The European Central Bank has "crossed red lines" by overstepping its monetary policy remit and operating in the realms of fiscal policy and politics, former executive board member of the European Central Bank (ECB), Juergen Stark, told CNBC on Monday.
"The red lines have been crossed as far as monetary policy is concerned. The ECB is prepared to operate, to continue to operate, in the fiscal field," said Stark, who resigned early from the ECB amid reports of disagreements over its bond-buying program.
Stark said the ECB should not be enacting programs such as its latest bond-buying scheme, called the OMT (Outright Monetary Transactions), with the aim of helping governments refinance their debt, as high yields on Italian and Spanish bonds are an accurate reflection of the countries' sovereign risk.
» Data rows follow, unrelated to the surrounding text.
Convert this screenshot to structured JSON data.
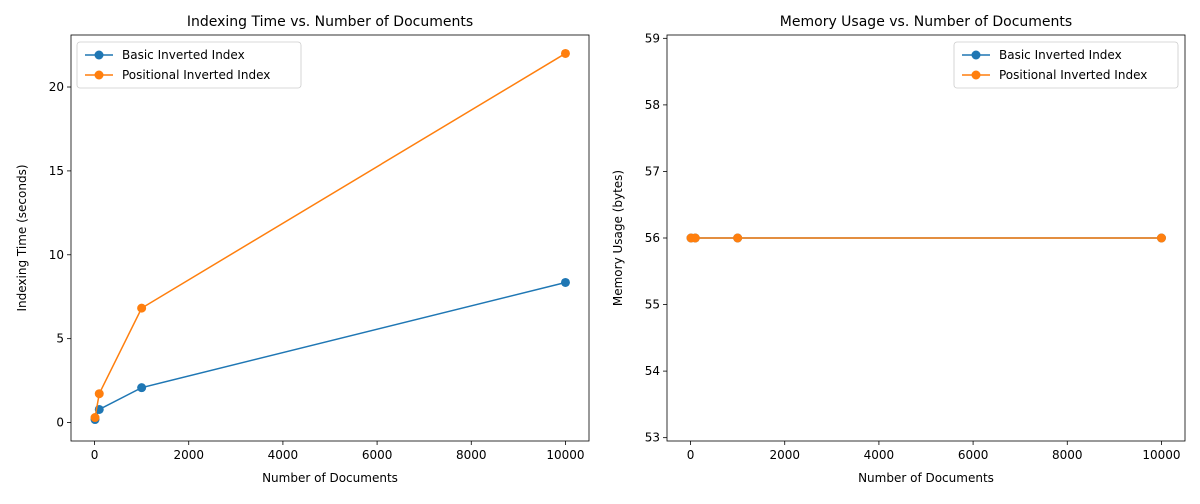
{
  "colors": {
    "basic": "#1f77b4",
    "positional": "#ff7f0e"
  },
  "chart_data": [
    {
      "type": "line",
      "title": "Indexing Time vs. Number of Documents",
      "xlabel": "Number of Documents",
      "ylabel": "Indexing Time (seconds)",
      "xlim": [
        -500,
        10500
      ],
      "ylim": [
        -1.1,
        23.1
      ],
      "xticks": [
        0,
        2000,
        4000,
        6000,
        8000,
        10000
      ],
      "xtick_labels": [
        "0",
        "2000",
        "4000",
        "6000",
        "8000",
        "10000"
      ],
      "yticks": [
        0,
        5,
        10,
        15,
        20
      ],
      "ytick_labels": [
        "0",
        "5",
        "10",
        "15",
        "20"
      ],
      "legend_position": "upper-left",
      "grid": false,
      "series": [
        {
          "name": "Basic Inverted Index",
          "color": "#1f77b4",
          "marker": "circle",
          "x": [
            10,
            100,
            1000,
            10000
          ],
          "y": [
            0.18,
            0.78,
            2.08,
            8.35
          ]
        },
        {
          "name": "Positional Inverted Index",
          "color": "#ff7f0e",
          "marker": "circle",
          "x": [
            10,
            100,
            1000,
            10000
          ],
          "y": [
            0.3,
            1.72,
            6.82,
            22.0
          ]
        }
      ]
    },
    {
      "type": "line",
      "title": "Memory Usage vs. Number of Documents",
      "xlabel": "Number of Documents",
      "ylabel": "Memory Usage (bytes)",
      "xlim": [
        -500,
        10500
      ],
      "ylim": [
        52.95,
        59.05
      ],
      "xticks": [
        0,
        2000,
        4000,
        6000,
        8000,
        10000
      ],
      "xtick_labels": [
        "0",
        "2000",
        "4000",
        "6000",
        "8000",
        "10000"
      ],
      "yticks": [
        53,
        54,
        55,
        56,
        57,
        58,
        59
      ],
      "ytick_labels": [
        "53",
        "54",
        "55",
        "56",
        "57",
        "58",
        "59"
      ],
      "legend_position": "upper-right",
      "grid": false,
      "series": [
        {
          "name": "Basic Inverted Index",
          "color": "#1f77b4",
          "marker": "circle",
          "x": [
            10,
            100,
            1000,
            10000
          ],
          "y": [
            56,
            56,
            56,
            56
          ]
        },
        {
          "name": "Positional Inverted Index",
          "color": "#ff7f0e",
          "marker": "circle",
          "x": [
            10,
            100,
            1000,
            10000
          ],
          "y": [
            56,
            56,
            56,
            56
          ]
        }
      ]
    }
  ]
}
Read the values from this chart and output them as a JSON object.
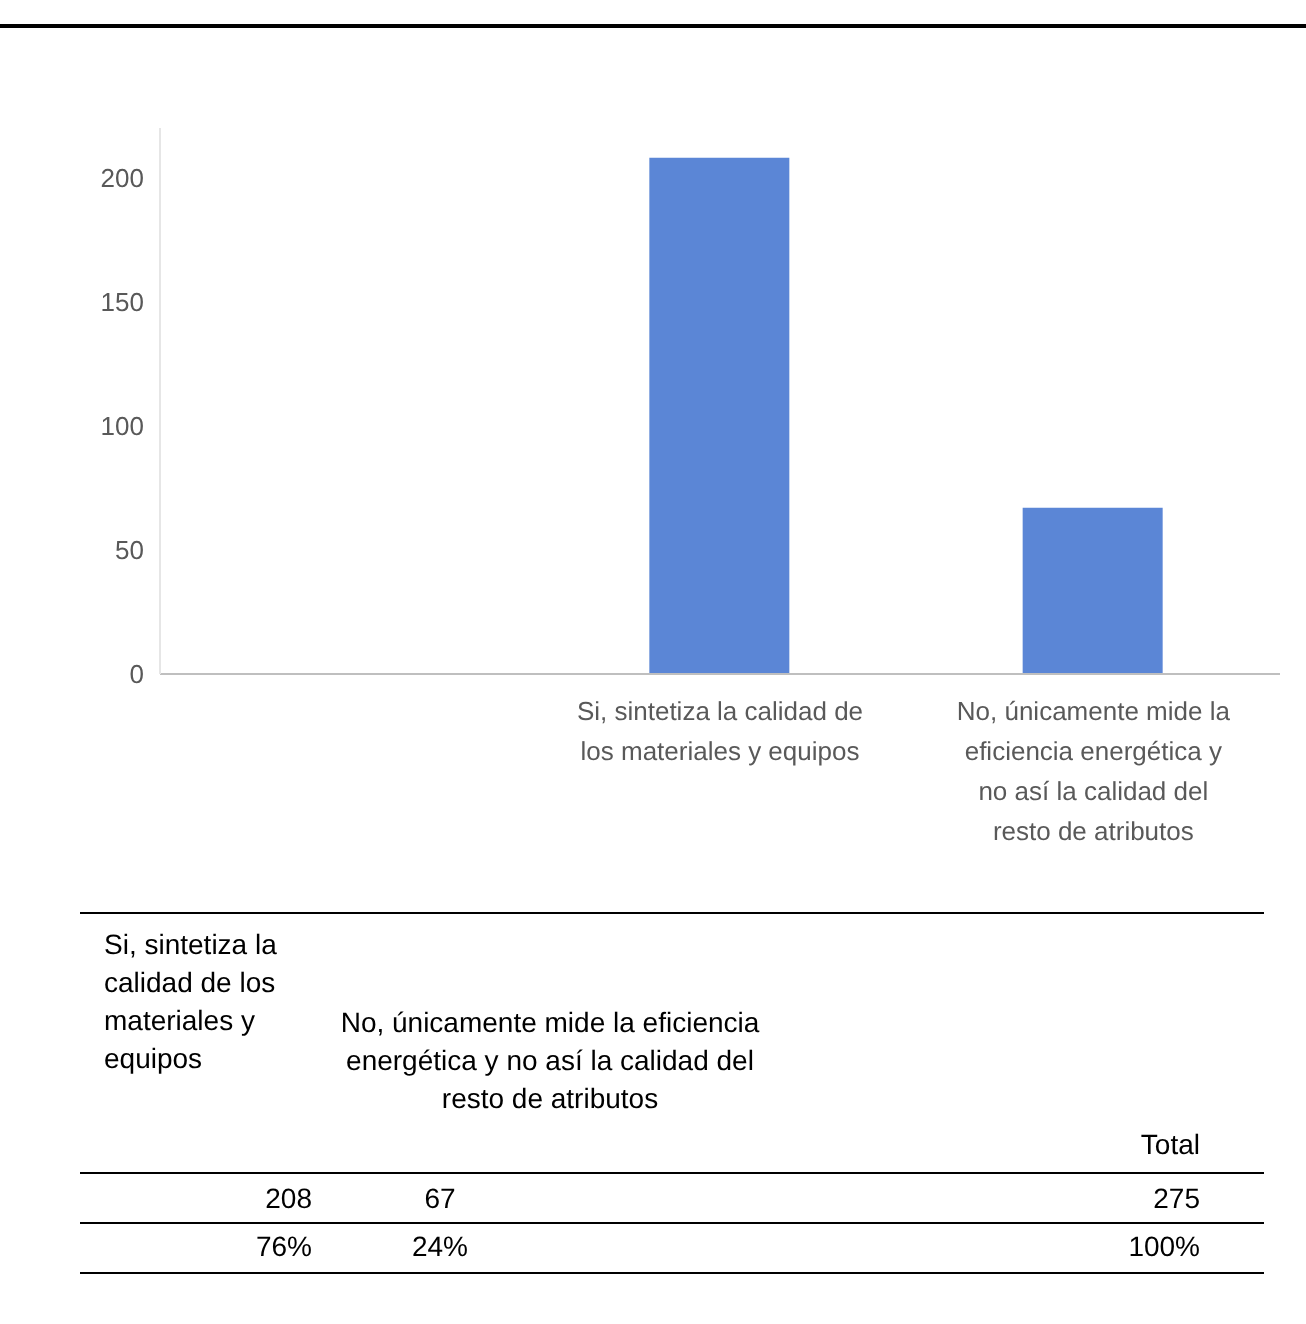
{
  "chart_data": {
    "type": "bar",
    "categories": [
      null,
      "Si, sintetiza la calidad de los materiales y equipos",
      "No, únicamente mide la eficiencia energética y no así la calidad del resto de atributos"
    ],
    "values": [
      null,
      208,
      67
    ],
    "color": "#5b86d6",
    "ylim": [
      0,
      220
    ],
    "yticks": [
      0,
      50,
      100,
      150,
      200
    ],
    "annotations": [
      "Total",
      "208",
      "67",
      "275",
      "76%",
      "24%",
      "100%"
    ]
  }
}
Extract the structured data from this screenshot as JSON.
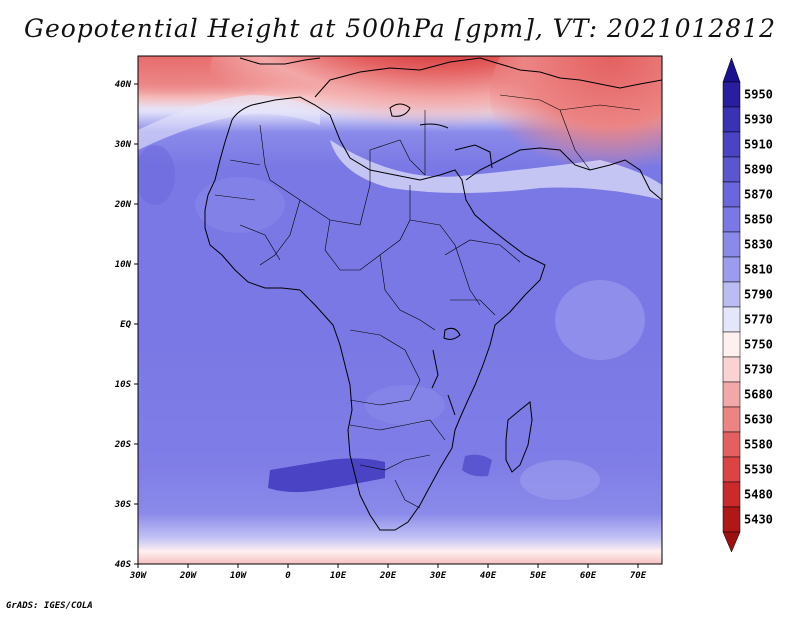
{
  "title": "Geopotential Height at 500hPa [gpm], VT: 2021012812",
  "credit": "GrADS: IGES/COLA",
  "map": {
    "lon_labels": [
      "30W",
      "20W",
      "10W",
      "0",
      "10E",
      "20E",
      "30E",
      "40E",
      "50E",
      "60E",
      "70E"
    ],
    "lat_labels": [
      "40N",
      "30N",
      "20N",
      "10N",
      "EQ",
      "10S",
      "20S",
      "30S",
      "40S"
    ]
  },
  "colorbar": {
    "levels": [
      "5950",
      "5930",
      "5910",
      "5890",
      "5870",
      "5850",
      "5830",
      "5810",
      "5790",
      "5770",
      "5750",
      "5730",
      "5680",
      "5630",
      "5580",
      "5530",
      "5480",
      "5430"
    ],
    "colors": [
      "#2a1ea0",
      "#3a32b4",
      "#4a44c4",
      "#5a56d0",
      "#6a66dc",
      "#7a78e4",
      "#8a8aea",
      "#9c9cee",
      "#bcbcf4",
      "#e6e6fa",
      "#fff0f0",
      "#fad2d2",
      "#f3a8a8",
      "#ec8484",
      "#e46060",
      "#dc4444",
      "#cc2a2a",
      "#b01818"
    ],
    "top_arrow_color": "#1a1090",
    "bottom_arrow_color": "#9e1010"
  }
}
"The differentiation in yields is the risk premium the market puts on various assets, which should be exactly what we want… to a large extent, the spreads are justified," Stark said.
Stark added that the ECB's decision to attach conditionality terms to its new bond-buying program, also overstepped its monetary remit.
"If there is a monetary policy issue, then the central bank has no legitimacy and no reason to condition its interventions… Either it is monetary policy or it is quasi-fiscal policy," he said.
Stark added that the ECB's market interventions also reduced the incentive for governments to enact unpopular economic reforms.
"We have seen time-and-again that when the ECB has announced new measures, the enthusiasm for reform faded away in many countries," he said.
Nonetheless, Stark said that some euro zone countries had made "significant progress" towards reforming their economies. "In this respect, Europe in the end will be stronger than it was before the crisis."
Stark is one of several high-profile German members of the ECB who have protested its use of bond-buying programs, with others including current Bundesbank President Jens Weidmann, and ex-Bundesbank President Axel Weber.